Import bitsandbytes only if it's going to be used (#180)

1 year ago · 6dd9a938bd
parent e27706358c
commit 6dd9a938bd
1 changed files with 6 additions and 3 deletions
--- a/src/petals/utils/convert_block.py
+++ b/src/petals/utils/convert_block.py
@ -4,7 +4,6 @@ Tools for converting transformer blocks, applying quantization and/or tensor par
 import re
 from typing import Sequence

-import bitsandbytes as bnb
 import tensor_parallel as tp
 import torch
 import torch.nn as nn
@ -14,7 +13,6 @@ from transformers import BloomConfig
 from transformers.models.bloom.modeling_bloom import BloomAttention

 from petals.bloom.block import WrappedBloomBlock
-from petals.utils.linear8bitlt_patch import CustomLinear8bitLt

 use_hivemind_log_handler("in_root_logger")
 logger = get_logger(__file__)
@ -75,6 +73,12 @@ def replace_8bit_linear(model: nn.Module, threshold=6.0):
            `int8_threshold` for outlier detection as described in the formentioned paper.
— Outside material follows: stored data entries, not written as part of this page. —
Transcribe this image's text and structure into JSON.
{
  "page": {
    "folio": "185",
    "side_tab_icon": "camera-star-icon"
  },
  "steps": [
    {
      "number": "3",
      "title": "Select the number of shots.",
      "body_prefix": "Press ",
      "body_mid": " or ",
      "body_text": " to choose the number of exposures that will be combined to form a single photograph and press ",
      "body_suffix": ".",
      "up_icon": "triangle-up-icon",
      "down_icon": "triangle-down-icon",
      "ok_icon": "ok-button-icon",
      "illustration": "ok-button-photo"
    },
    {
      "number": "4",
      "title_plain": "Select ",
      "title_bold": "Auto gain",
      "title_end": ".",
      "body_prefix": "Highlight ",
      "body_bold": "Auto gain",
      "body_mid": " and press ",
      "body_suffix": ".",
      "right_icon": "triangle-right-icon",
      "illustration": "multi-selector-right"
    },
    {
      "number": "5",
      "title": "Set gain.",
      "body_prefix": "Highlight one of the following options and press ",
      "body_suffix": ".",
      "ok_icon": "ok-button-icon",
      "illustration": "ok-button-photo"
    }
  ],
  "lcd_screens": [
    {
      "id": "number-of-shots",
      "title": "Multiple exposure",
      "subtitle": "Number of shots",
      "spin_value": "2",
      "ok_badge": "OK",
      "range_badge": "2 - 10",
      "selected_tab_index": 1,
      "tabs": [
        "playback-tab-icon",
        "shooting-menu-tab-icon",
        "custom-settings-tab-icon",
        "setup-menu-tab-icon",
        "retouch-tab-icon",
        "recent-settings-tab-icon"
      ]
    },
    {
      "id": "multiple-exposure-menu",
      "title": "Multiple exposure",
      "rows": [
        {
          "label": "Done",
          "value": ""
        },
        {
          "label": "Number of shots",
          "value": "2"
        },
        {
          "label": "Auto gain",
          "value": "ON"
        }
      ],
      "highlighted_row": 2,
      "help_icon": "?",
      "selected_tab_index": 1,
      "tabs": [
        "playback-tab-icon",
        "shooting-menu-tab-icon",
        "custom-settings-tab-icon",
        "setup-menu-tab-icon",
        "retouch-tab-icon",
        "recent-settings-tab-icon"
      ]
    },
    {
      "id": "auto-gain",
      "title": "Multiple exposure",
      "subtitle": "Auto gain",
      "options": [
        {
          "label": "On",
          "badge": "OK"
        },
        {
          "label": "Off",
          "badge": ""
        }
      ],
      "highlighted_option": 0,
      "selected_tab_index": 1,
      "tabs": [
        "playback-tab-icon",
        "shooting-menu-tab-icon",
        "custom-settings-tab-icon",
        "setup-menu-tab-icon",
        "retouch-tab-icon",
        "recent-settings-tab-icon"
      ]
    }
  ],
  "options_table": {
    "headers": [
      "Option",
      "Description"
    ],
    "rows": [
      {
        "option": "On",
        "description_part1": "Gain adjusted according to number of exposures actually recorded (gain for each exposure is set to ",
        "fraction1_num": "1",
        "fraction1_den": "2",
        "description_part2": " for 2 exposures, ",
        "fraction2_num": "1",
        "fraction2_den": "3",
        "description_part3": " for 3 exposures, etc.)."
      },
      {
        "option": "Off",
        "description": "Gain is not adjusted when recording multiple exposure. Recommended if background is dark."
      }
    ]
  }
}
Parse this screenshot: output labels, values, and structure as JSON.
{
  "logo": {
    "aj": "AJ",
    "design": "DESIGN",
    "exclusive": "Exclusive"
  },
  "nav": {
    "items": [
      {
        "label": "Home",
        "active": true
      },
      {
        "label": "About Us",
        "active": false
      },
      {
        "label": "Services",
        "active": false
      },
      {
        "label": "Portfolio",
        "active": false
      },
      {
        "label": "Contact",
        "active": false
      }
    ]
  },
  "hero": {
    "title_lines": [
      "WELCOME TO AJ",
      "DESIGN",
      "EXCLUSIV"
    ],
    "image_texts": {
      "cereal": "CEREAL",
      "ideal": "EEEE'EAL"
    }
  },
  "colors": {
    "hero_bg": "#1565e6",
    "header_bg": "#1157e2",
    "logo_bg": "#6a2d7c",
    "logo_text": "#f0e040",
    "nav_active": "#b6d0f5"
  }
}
This parameters is set to
            `6.0` as described by the paper.
    """
+
+    # Import bitsandbytes only when necessary, so Petals runs on platforms not supported by bitsandbytes
+    import bitsandbytes as bnb
+
+    from petals.utils.linear8bitlt_patch import CustomLinear8bitLt
+
    for n, module in model.named_children():
        if len(list(module.children())) > 0:
            replace_8bit_linear(module, threshold)
@ -98,7 +102,6 @@ def replace_8bit_linear(model: nn.Module, threshold=6.0):
 def make_tensor_parallel(
    block: WrappedBloomBlock, model_config: BloomConfig, devices: Sequence[torch.device], output_device: torch.device
 ):
-    assert isinstance(block, (WrappedBloomBlock, CustomLinear8bitLt))
    tp_config = get_bloom_config(model_config, devices)
    del tp_config.state_rules[re.compile(".*word_embeddings.weight$")]
    tp_block = tp.TensorParallel(block, devices, config=tp_config, output_device=output_device, delay_init=True)